It’s difficult to get a balanced perspective on the public-relations crisis surrounding Toyota Motor Corporation’s current global recall, which mostly involves its popular Prius hybrid.
When you’re the world’s No. 1 carmaker it’s natural to expect a backlash when something goes wrong. What makes the situation different is that there are two fronts to the PR war, one in Japan, where the company is headquartered, and one in the United States, its most important overseas market.
The conflict is being characterized as one between American authorities and Toyota’s management, but since Toyota has acquiesced to the U.S. government’s demands for answers regarding the recalls, albeit not as promptly as some people would like, the real conflict is between the American media and the Japanese media, even if they never actually face each other.
What’s at stake is Toyota’s storied reputation for quality. In an article that appeared in the New York Times, writer David Segal described Toyota, using a metaphor that sounded very Japanese, as the straight-A student who suddenly got an F.
If the resulting schadenfreude was more intense, it’s because Japanese carmakers retain some vestige of blame for the demise of America’s automobile industry, even if most Americans also understand that it was the industry’s own fault for not consistently meeting the challenge of Japanese cars.

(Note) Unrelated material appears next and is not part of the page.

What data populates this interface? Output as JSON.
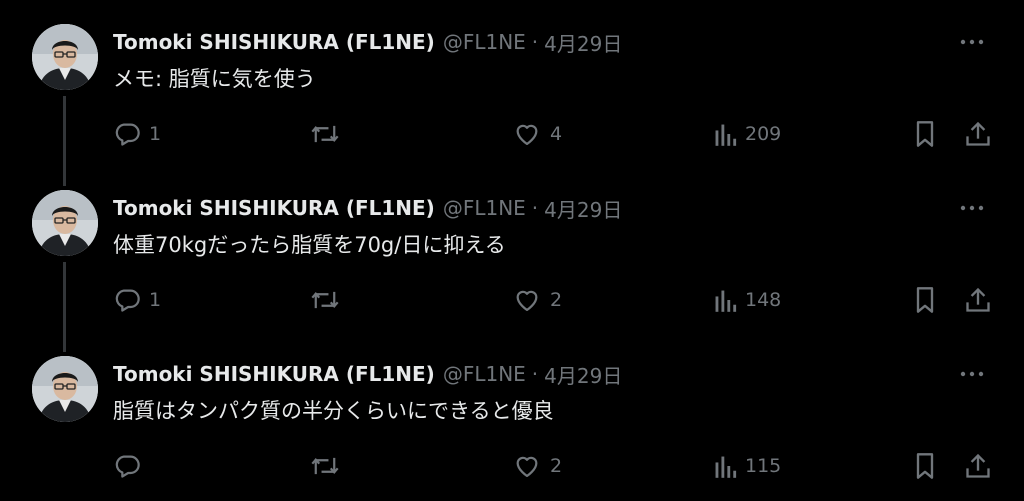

The Japanese media tend to overlook how much Toyota and Japanese cars in general have become part of American society. The press still acts as if it’s the 1980s, when “Japan-bashing” was centered on cars. Japanese companies have learned a lot since then, and for the past 20 years Toyota has invested billions of dollars in its American operations, which are locally based. Governors of four states where Toyota operates factories have sent letters to the U.S. Congress defending the automaker. Toyota dealerships in America employ 172,000 people. Damage to the company’s reputation places these jobs in jeopardy: Toyota car sales dropped by 20 percent in January due to the recalls.
The Japanese media primarily see this backlash as being culturally motivated. The American government now effectively owns General Motors, and thus has a stake in its revitalization. Certain publications infer even more nefarious purposes. Shukan Port claims that the U.S. is getting back at Japan for dragging its feet about moving the Futenma air base.

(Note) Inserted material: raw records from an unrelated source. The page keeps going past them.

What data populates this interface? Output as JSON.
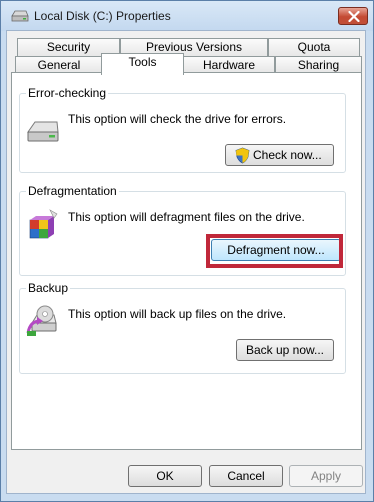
{
  "window": {
    "title": "Local Disk (C:) Properties",
    "close_label": "✕"
  },
  "tabs_row1": [
    {
      "label": "Security"
    },
    {
      "label": "Previous Versions"
    },
    {
      "label": "Quota"
    }
  ],
  "tabs_row2": [
    {
      "label": "General"
    },
    {
      "label": "Tools",
      "active": true
    },
    {
      "label": "Hardware"
    },
    {
      "label": "Sharing"
    }
  ],
  "error_checking": {
    "title": "Error-checking",
    "description": "This option will check the drive for errors.",
    "button_label": "Check now..."
  },
  "defragmentation": {
    "title": "Defragmentation",
    "description": "This option will defragment files on the drive.",
    "button_label": "Defragment now..."
  },
  "backup": {
    "title": "Backup",
    "description": "This option will back up files on the drive.",
    "button_label": "Back up now..."
  },
  "footer": {
    "ok_label": "OK",
    "cancel_label": "Cancel",
    "apply_label": "Apply"
  },
  "colors": {
    "highlight_box": "#c0283a",
    "close_button": "#c44a33",
    "window_frame": "#c9dcf0"
  },
  "icons": {
    "title": "drive-icon",
    "error_checking": "hard-drive-icon",
    "defragmentation": "defrag-icon",
    "backup": "backup-icon",
    "check_button": "shield-icon"
  }
}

The issue’s real cultural component is more complex. In the U.S., the concept of consumer protection is deep and wide, going beyond federal regulations to include independent watchdogs like Consumer Reports, strict truth-in- advertising laws, and the media in general. Together these elements make for a climate where problems, whether perceived or genuine, tend to be magnified. Since the recalls started four months ago, the number of complaints related to Toyota vehicles in the U.S. has “skyrocketed,” according to an Associated Press report. The complaints have yet to be verified, but the volume demonstrates how hyperaware American consumers tend to be and how willing the media is to cover their concerns.
Automobile recalls are common, even in Japan. A month doesn’t go by when some model isn’t being recalled, and that shouldn’t be surprising. Cars are not like other products. If your HDD recorder goes on the blink, it means you might miss an episode of “SMAP x SMAP,” but if something goes wrong with your car it could end up wrapped around a utility pole — with you inside.

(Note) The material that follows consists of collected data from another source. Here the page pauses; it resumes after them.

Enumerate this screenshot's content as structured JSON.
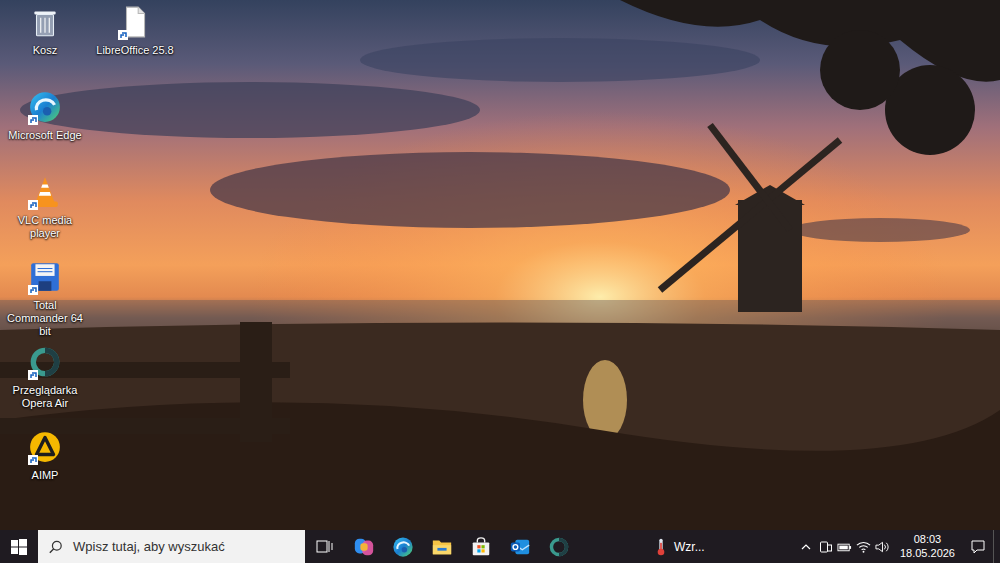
{
  "desktop": {
    "icons": [
      {
        "label": "Kosz",
        "kind": "recycle-bin",
        "shortcut": false
      },
      {
        "label": "Microsoft Edge",
        "kind": "edge",
        "shortcut": true
      },
      {
        "label": "VLC media player",
        "kind": "vlc",
        "shortcut": true
      },
      {
        "label": "Total Commander 64 bit",
        "kind": "total-commander",
        "shortcut": true
      },
      {
        "label": "Przeglądarka Opera Air",
        "kind": "opera-air",
        "shortcut": true
      },
      {
        "label": "AIMP",
        "kind": "aimp",
        "shortcut": true
      },
      {
        "label": "LibreOffice 25.8",
        "kind": "libreoffice",
        "shortcut": true
      }
    ]
  },
  "taskbar": {
    "search": {
      "placeholder": "Wpisz tutaj, aby wyszukać"
    },
    "pinned": [
      {
        "kind": "copilot"
      },
      {
        "kind": "edge"
      },
      {
        "kind": "explorer"
      },
      {
        "kind": "store"
      },
      {
        "kind": "outlook"
      },
      {
        "kind": "opera-air"
      }
    ],
    "weather": {
      "label": "Wzr..."
    },
    "clock": {
      "time": "08:03",
      "date": "18.05.2026"
    }
  }
}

But in Japan recalls are carried out in a low-key manner, normally publicized with very brief articles in the back of the daily newspapers. Unlike in the U.S., television as a rule doesn’t report recalls, ostensibly because they are considered business transactions between manufacturers and consumers, but mainly because automobile makers are major advertisers.
Even the current Toyota recalls were handled gingerly. Because Americans had made it news the Japanese press was required to cover it, and for a week local TV news shows dutifully described the safety problems that led to the recalls, what owners of the affected cars could do, and how Toyota was handling it.
The recalls were usually described as being no more serious than past recalls that didn’t receive media coverage. What is different this time is that Toyota was thought to have willfully covered up the problems, which is worse than making a design or production mistake since it implies dishonesty. That’s why Toyota President Akio Toyoda, the grandson of the company’s founder, was requested to appear before the U.S. congress and explain the carmaker’s actions. To the Japanese media, it was like asking the Crown Prince to come to Washington and explain the Futenma situation. Toyota’s reputation overseas, as well as that of other Japanese carmakers, is a matter of pride for Japan, which is probably why the media never report on Korean carmaker Hyundai’s comparable success in the U.S. and Europe.
Pride, of course, goes before the fall, and the whole matter of avoiding unpleasant truths for the sake of saving face has its price, and in this case the price is compromised safety. And in the long run facing those problems is better for business. Because of the U.S.’s more transparent consumer-protection culture, the word “recall” is less loaded there than it is in Japan. In the U.S., models subjected to recalls tend to have higher resale value since it’s assumed they’ve been checked thoroughly and are thus safer.
The situation is different here. When I was shopping for a car in the mid-1990s I asked a Toyota dealer which models had protective side-beams and he almost laughed at me. Last week, Ichiro Furutachi, the anchor of TV Asahi’s news show “Hodo Station,” seemed genuinely shocked when he learned that brake override systems are not standard on all Toyota vehicles. Sometimes, the media is the last to know.